Wednesday night at the Paramount Theatre in Austin, Texas, Judge, along with Office Space cast members Ron Livingston (Peter), Gary Cole (Lumbergh), David Herman (Michael Bolton), and Ajay Naidu (Samir), looked back at the making of the film and its unexpected shelf life. In a Q&A moderated by Richard Linklater, they discussed how, even though Office Space is known as a “Texas” or “Austin” movie (and is being inducted into the Texas Film Hall of Fame on March 7), Judge actually wanted the film to be nondescript enough to be anywhere—which included license plates with no state on them. Early on, Herman wanted to acknowledge the real star of the movie: the braided suspenders John C. McGinley’s character wears.
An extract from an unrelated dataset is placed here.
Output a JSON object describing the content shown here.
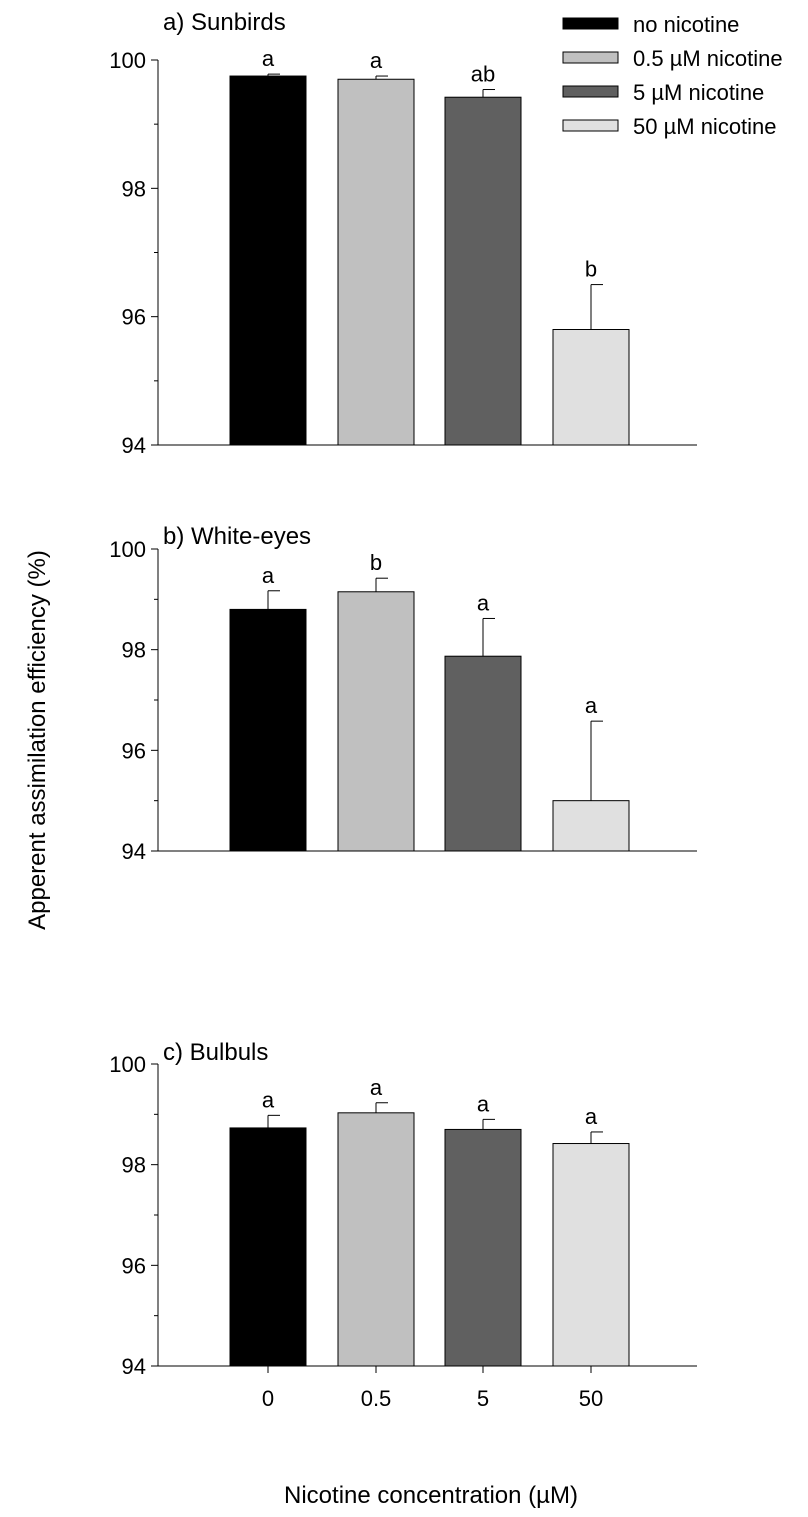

I hadn’t seen Office Space since college, and had totally forgotten its opening (and still resonant) scene of stop-start traffic hell in Austin. It was one of the first of many scenes that drew claps and woos from the crowd, which anticipated every joke and new character appearance. Seeing Office Space again, in the midst of media layoffs and tech-world scams, some parts certainly are outdated—landlines, clunky computers, a scam built around the looming year 2000 bug. But you can see its spirit in shows and movies that came after it: The Office, Workaholics, Corporate, Silicon Valley, Sorry to Bother You. When Peter made the speech about how “human beings were not meant to sit in little cubicles staring at computer screens all day,” the crowd—which included Geto Boys’ Willie D and Kinna McInroe, who plays Nina—erupted.
But Office Space almost didn’t have Livingston as the lead. Judge explained that the studio, 20th Century Fox, coming in hot from Titanic’s success, apparently wanted Ben Affleck for the role of Peter, which Judge declined. The studio head also wanted the character of Peter to “smile more” and didn’t really understand why so much rap music was in the film. However, a test audience of young people did; they got the cubicle struggle.
Asked where their characters would be in 2019, Cole said Lumbergh would probably be on the “same chemical” that kept him blissfully just above flatlining in the film. Peter would not be an engineer, but Michael probably still would. And Samir diversified his assets.